A couple things to note:

  1. This command automatically creates an indicator variabel called _fillin that keeps track of observations that were created from the command
  2. Variables not specified in the fillin are filled in with a missing value. So after you run fillin you will need to go back and replace observations as you see appropriate. For example, for typically constant variables such as gender you could replace this new missing value to match the one above it.
sort ID Survey_Round
replace Gender = Gender[_n-1] if ID == ID[_n-1] & _fillin == 1 

labeldup

labeldup is a user-written command that compares value labels which have duplicate contents. For example, if in your dataset the variable q1 has a value label named q1_label with 0 "No" 1 "Yes" and the variable q2 has the same value label (the SurveyCTO standard). By using labeldup, select, the q1 and q2 will be combined to a single value label that describes both variables. This is an easy way to cut down on duplicate information in value labels.

labelrename

This user-written command allows you to rename value labels using similar syntax to the rename command. Stata does not allow you to rename value labels using the label values command. This command adds that functionality with the similar syntax as the rename comman. One difference is that no wildcards are allowed.

levelsof

This command will provide you with a list of all of the unique values of a variable. This comes in handy all of the time when cleaning. A very helpful option that comes with this command is local() in which you can store the list of values as a local. This makes looping through all of the values of a variable possible and easy.

lookfor

This command searches across all variable names and variable labels, and allows for searching for more than one string or a phrase through the use of "[string]". Since lookfor searches across both variable names and variable labels at the same time, it will return a different set of results than ds can.

missings

This is not a built-in Stata command and thus you will need to type ssc install missings to get this command before you can use it or read the help file.

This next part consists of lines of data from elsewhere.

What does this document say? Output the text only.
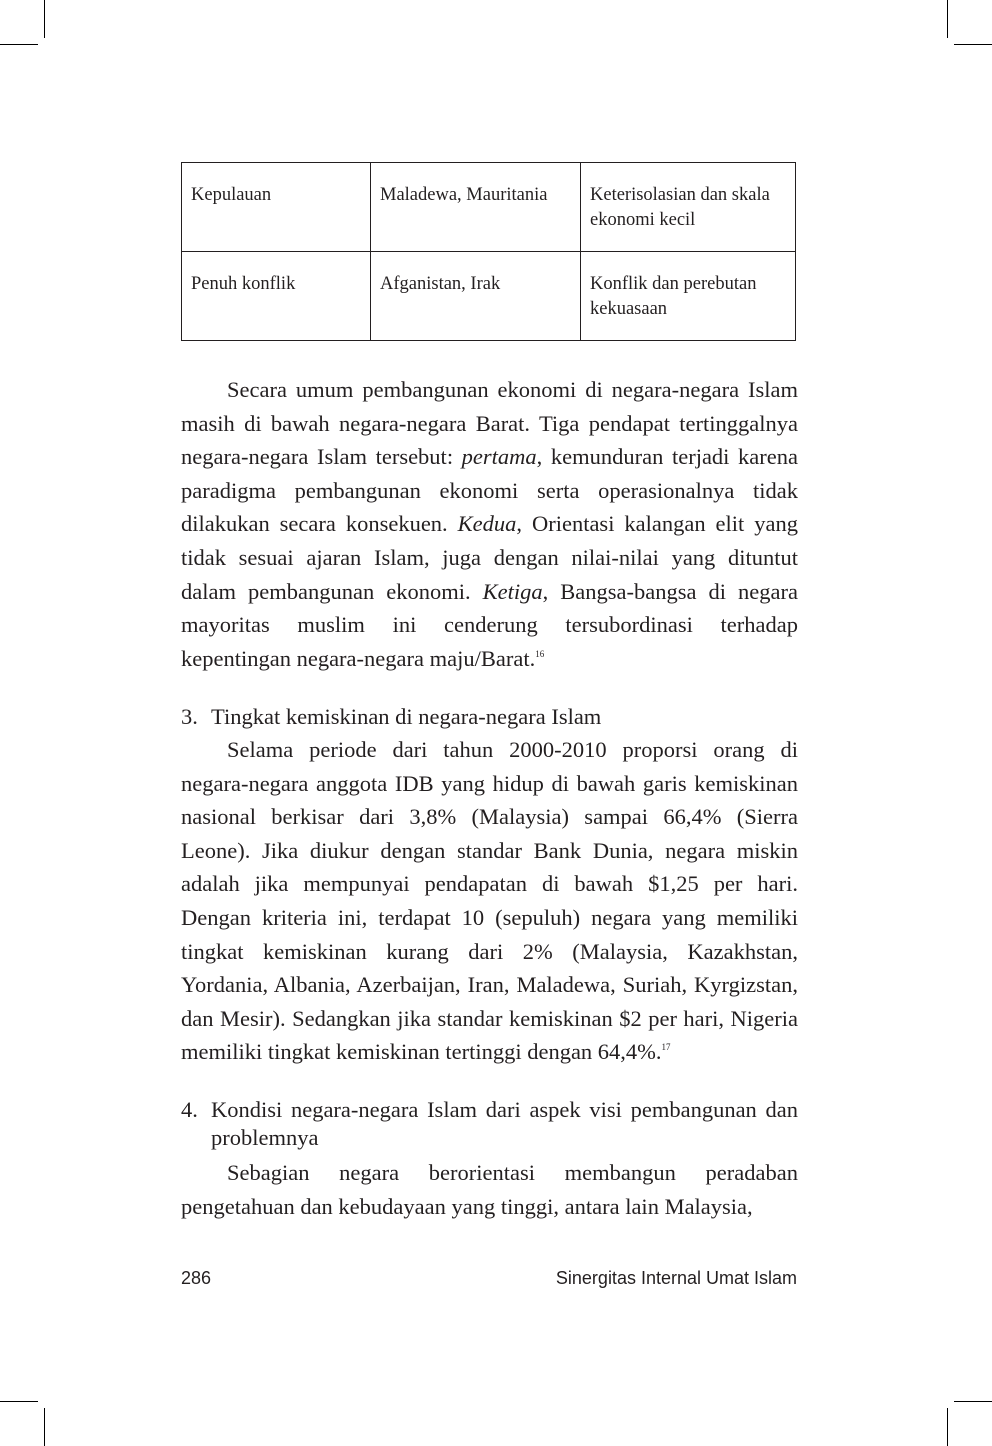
Kepulauan	Maladewa, Mauritania	Keterisolasian dan skala
ekonomi kecil
Penuh konflik	Afganistan, Irak	Konflik dan perebutan
kekuasaan

Secara umum pembangunan ekonomi di negara-negara Islam masih di bawah negara-negara Barat. Tiga pendapat tertinggalnya negara-negara Islam tersebut: pertama, kemunduran terjadi karena paradigma pembangunan ekonomi serta operasionalnya tidak dilakukan secara konsekuen. Kedua, Orientasi kalangan elit yang tidak sesuai ajaran Islam, juga dengan nilai-nilai yang dituntut dalam pembangunan ekonomi. Ketiga, Bangsa-bangsa di negara mayoritas muslim ini cenderung tersubordinasi terhadap kepentingan negara-negara maju/Barat.$^{16}$

3. Tingkat kemiskinan di negara-negara Islam

Selama periode dari tahun 2000-2010 proporsi orang di negara-negara anggota IDB yang hidup di bawah garis kemiskinan nasional berkisar dari 3,8% (Malaysia) sampai 66,4% (Sierra Leone). Jika diukur dengan standar Bank Dunia, negara miskin adalah jika mempunyai pendapatan di bawah $1,25 per hari. Dengan kriteria ini, terdapat 10 (sepuluh) negara yang memiliki tingkat kemiskinan kurang dari 2% (Malaysia, Kazakhstan, Yordania, Albania, Azerbaijan, Iran, Maladewa, Suriah, Kyrgizstan, dan Mesir). Sedangkan jika standar kemiskinan $2 per hari, Nigeria memiliki tingkat kemiskinan tertinggi dengan 64,4%.$^{17}$

4. Kondisi negara-negara Islam dari aspek visi pembangunan dan problemnya

Sebagian negara berorientasi membangun peradaban pengetahuan dan kebudayaan yang tinggi, antara lain Malaysia,

286	Sinergitas Internal Umat Islam
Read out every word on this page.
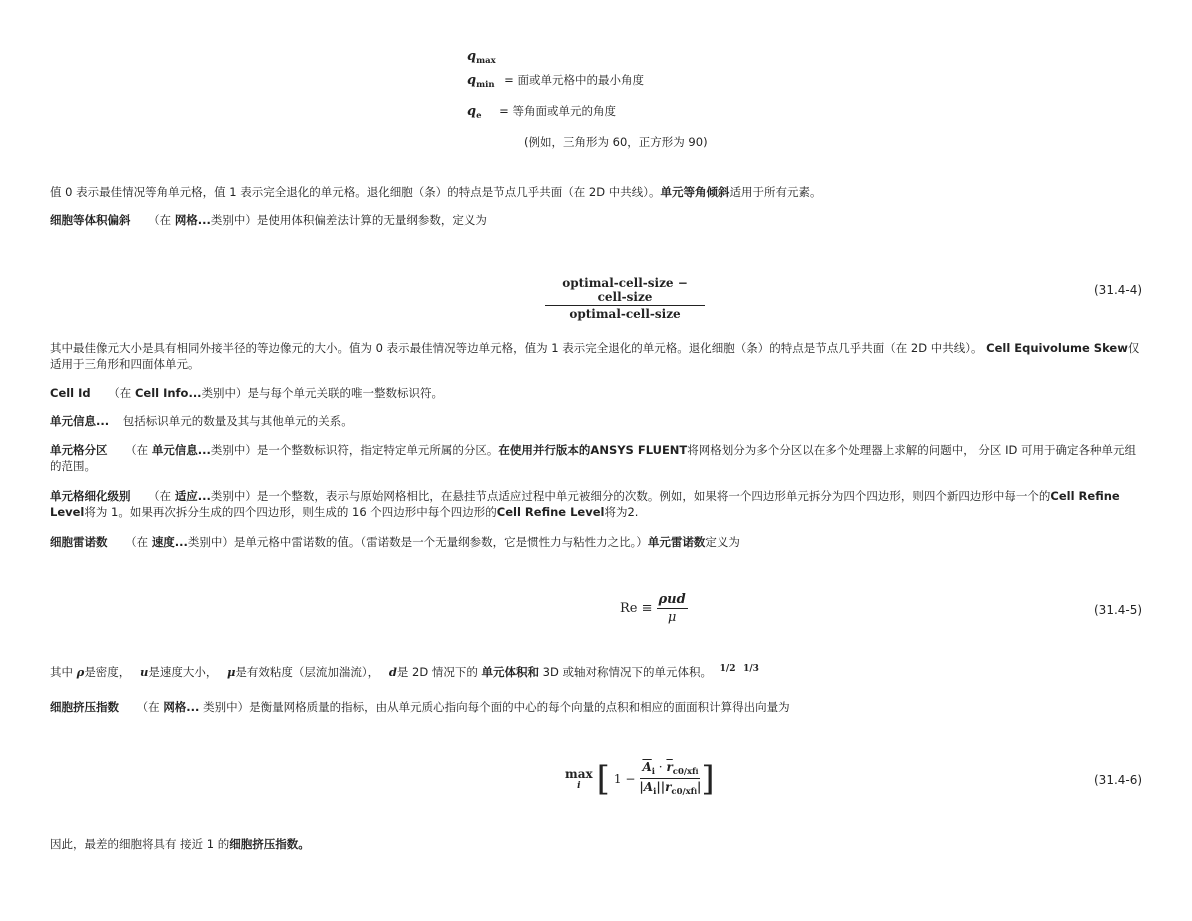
$q_{max}$
$q_{min}$ = 面或单元格中的最小角度
$q_e$ = 等角面或单元的角度
(例如，三角形为 60，正方形为 90)
值 0 表示最佳情况等角单元格，值 1 表示完全退化的单元格。退化细胞（条）的特点是节点几乎共面（在 2D 中共线）。单元等角倾斜适用于所有元素。
细胞等体积偏斜 （在 网格...类别中）是使用体积偏差法计算的无量纲参数，定义为
$\frac{\text{optimal-cell-size − cell-size}}{\text{optimal-cell-size}}$	(31.4-4)
其中最佳像元大小是具有相同外接半径的等边像元的大小。值为 0 表示最佳情况等边单元格，值为 1 表示完全退化的单元格。退化细胞（条）的特点是节点几乎共面（在 2D 中共线）。 Cell Equivolume Skew仅适用于三角形和四面体单元。
Cell Id （在 Cell Info...类别中）是与每个单元关联的唯一整数标识符。
单元信息... 包括标识单元的数量及其与其他单元的关系。
单元格分区 （在 单元信息...类别中）是一个整数标识符，指定特定单元所属的分区。在使用并行版本的ANSYS FLUENT将网格划分为多个分区以在多个处理器上求解的问题中， 分区 ID 可用于确定各种单元组的范围。
单元格细化级别 （在 适应...类别中）是一个整数，表示与原始网格相比，在悬挂节点适应过程中单元被细分的次数。例如，如果将一个四边形单元拆分为四个四边形，则四个新四边形中每一个的Cell Refine Level将为 1。如果再次拆分生成的四个四边形，则生成的 16 个四边形中每个四边形的Cell Refine Level将为2.
细胞雷诺数 （在 速度...类别中）是单元格中雷诺数的值。（雷诺数是一个无量纲参数，它是惯性力与粘性力之比。）单元雷诺数定义为
$Re \equiv \frac{\text{ρud}}{\mu}$	(31.4-5)
其中 ρ是密度， u是速度大小， μ是有效粘度（层流加湍流）， d是 2D 情况下的 单元体积和 3D 或轴对称情况下的单元体积。 $^{1/2}$ $^{1/3}$
细胞挤压指数 （在 网格... 类别中）是衡量网格质量的指标，由从单元质心指向每个面的中心的每个向量的点积和相应的面面积计算得出向量为
max
i [ $1 - \frac{\overline{A}_i \cdot \overline{r}_{c0/xfi}}{|A_i||r_{c0/xfi}|}$ ]	(31.4-6)
因此，最差的细胞将具有 接近 1 的细胞挤压指数。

This group of commands allows for several ways to investigate the missing values in variables. Missing values are typically forgotten about or ignored, but that is a big mistake. They can complicate cleaning and analysis greatly. You should be aware of the missing values and variables in your dataset. This command includes ways to report, list, tag, and drop missing values and variables.

A very helpful command within this group is missings dropvars which allows you to eliminate variables that are missing on all observations. This is much easier than looping through vars and obs to assert they are missing to drop them.

mmerge

This is not a built-in Stata command and can be installed by typing ssc install mmerge.

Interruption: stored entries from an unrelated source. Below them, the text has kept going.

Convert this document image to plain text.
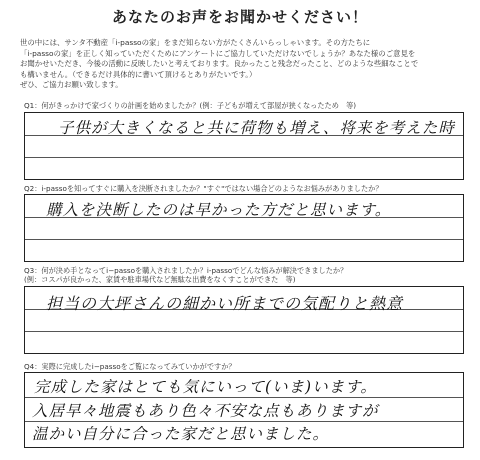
あなたのお声をお聞かせください！
世の中には、サンタ不動産「i-passoの家」をまだ知らない方がたくさんいらっしゃいます。その方たちに
「i-passoの家」を正しく知っていただくためにアンケートにご協力していただけないでしょうか？あなた様のご意見を
お聞かせいただき、今後の活動に反映したいと考えております。良かったこと残念だったこと、どのような些細なことで
も構いません。（できるだけ具体的に書いて頂けるとありがたいです。）
ぜひ、ご協力お願い致します。
Q1：何がきっかけで家づくりの計画を始めましたか？(例：子どもが増えて部屋が狭くなったため　等)
子供が大きくなると共に荷物も増え、将来を考えた時
Q2：i-passoを知ってすぐに購入を決断されましたか？"すぐ"ではない場合どのようなお悩みがありましたか？
購入を決断したのは早かった方だと思います。
Q3：何が決め手となってi−passoを購入されましたか？i-passoでどんな悩みが解決できましたか？
(例：コスパが良かった、家賃や駐車場代など無駄な出費をなくすことができた　等)
担当の大坪さんの細かい所までの気配りと熱意
Q4：実際に完成したi−passoをご覧になってみていかがですか？
完成した家はとても気にいって(いま)います。
入居早々地震もあり色々不安な点もありますが
温かい自分に合った家だと思いました。
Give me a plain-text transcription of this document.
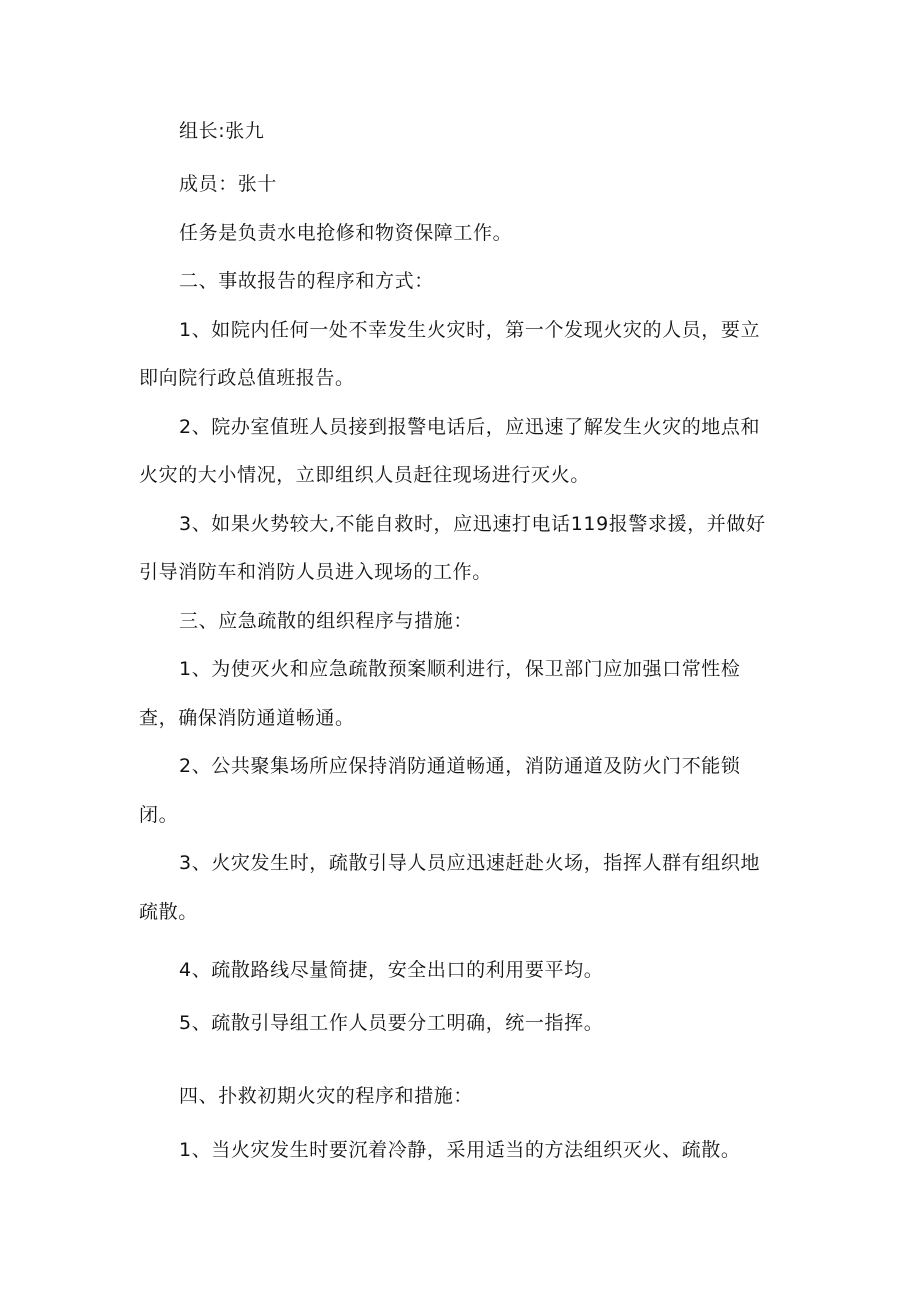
组长:张九

成员：张十

任务是负责水电抢修和物资保障工作。

二、事故报告的程序和方式：

1、如院内任何一处不幸发生火灾时，第一个发现火灾的人员，要立

即向院行政总值班报告。

2、院办室值班人员接到报警电话后，应迅速了解发生火灾的地点和

火灾的大小情况，立即组织人员赶往现场进行灭火。

3、如果火势较大,不能自救时，应迅速打电话119报警求援，并做好

引导消防车和消防人员进入现场的工作。

三、应急疏散的组织程序与措施：

1、为使灭火和应急疏散预案顺利进行，保卫部门应加强口常性检

查，确保消防通道畅通。

2、公共聚集场所应保持消防通道畅通，消防通道及防火门不能锁

闭。

3、火灾发生时，疏散引导人员应迅速赶赴火场，指挥人群有组织地

疏散。

4、疏散路线尽量简捷，安全出口的利用要平均。

5、疏散引导组工作人员要分工明确，统一指挥。

四、扑救初期火灾的程序和措施：

1、当火灾发生时要沉着冷静，采用适当的方法组织灭火、疏散。
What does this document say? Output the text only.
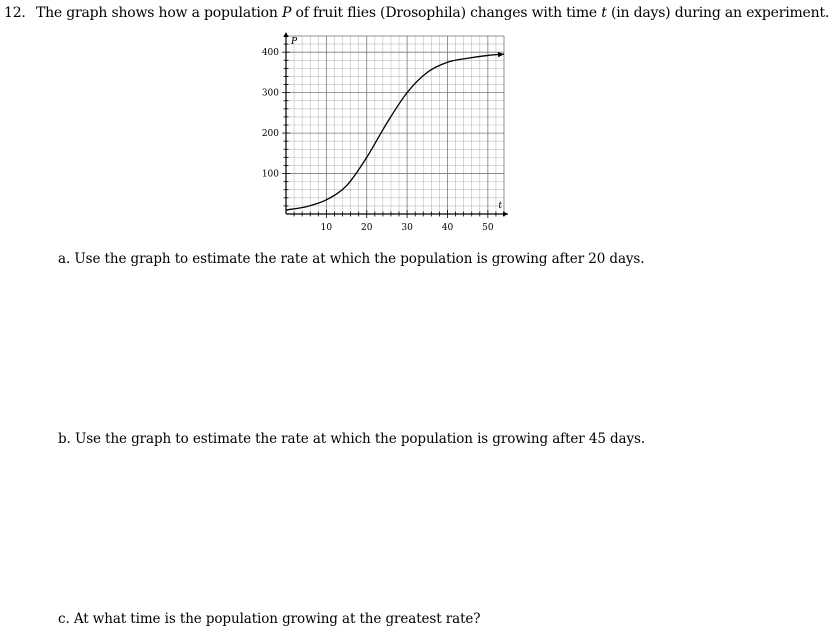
12. The graph shows how a population P of fruit flies (Drosophila) changes with time t (in days) during an experiment.
10	20	30	40	50
100
200
300
400
t
P
a. Use the graph to estimate the rate at which the population is growing after 20 days.
b. Use the graph to estimate the rate at which the population is growing after 45 days.
c. At what time is the population growing at the greatest rate?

mmerge provides additional options for merge that make merging datasets more user friendly by removing a signfiicant amount of preprocessing work for complex datasets:

  • It allows for missing values in the match variable and let’s the user determine how they are treated with the missing() option.
  • It allows for differing merge variable names with the umatch() option
  • It allows for all merged variables from the using file to be prefixed as part of the merge with the uname() option
  • It stores shared variable names that are not merged in a local r(common)

There are a number of other options and syntax changes. You can see these by typing help mmerge once mmerge is installed.

return list

This command allows you to see all of the stored results in working memory and their value. For example, if you ran summarize [variarble], the return list command would show all of the scalars stored by summarize. In this case that would be r(N), r(sum_w), and r(sum). Similar commands also allow you to see estimation and system commands using ereturn list and creturn list. The help file (help return list) shows more options.

sencode

This is not a built-in Stata command and can be installed by typing ssc install sencode.

sencode makes a number of improvements on the Stata command encode by including a options that allow you to replace the string variable with the numeric variable and set the order of encded values in a user-specified ways, among other user-friendly additions.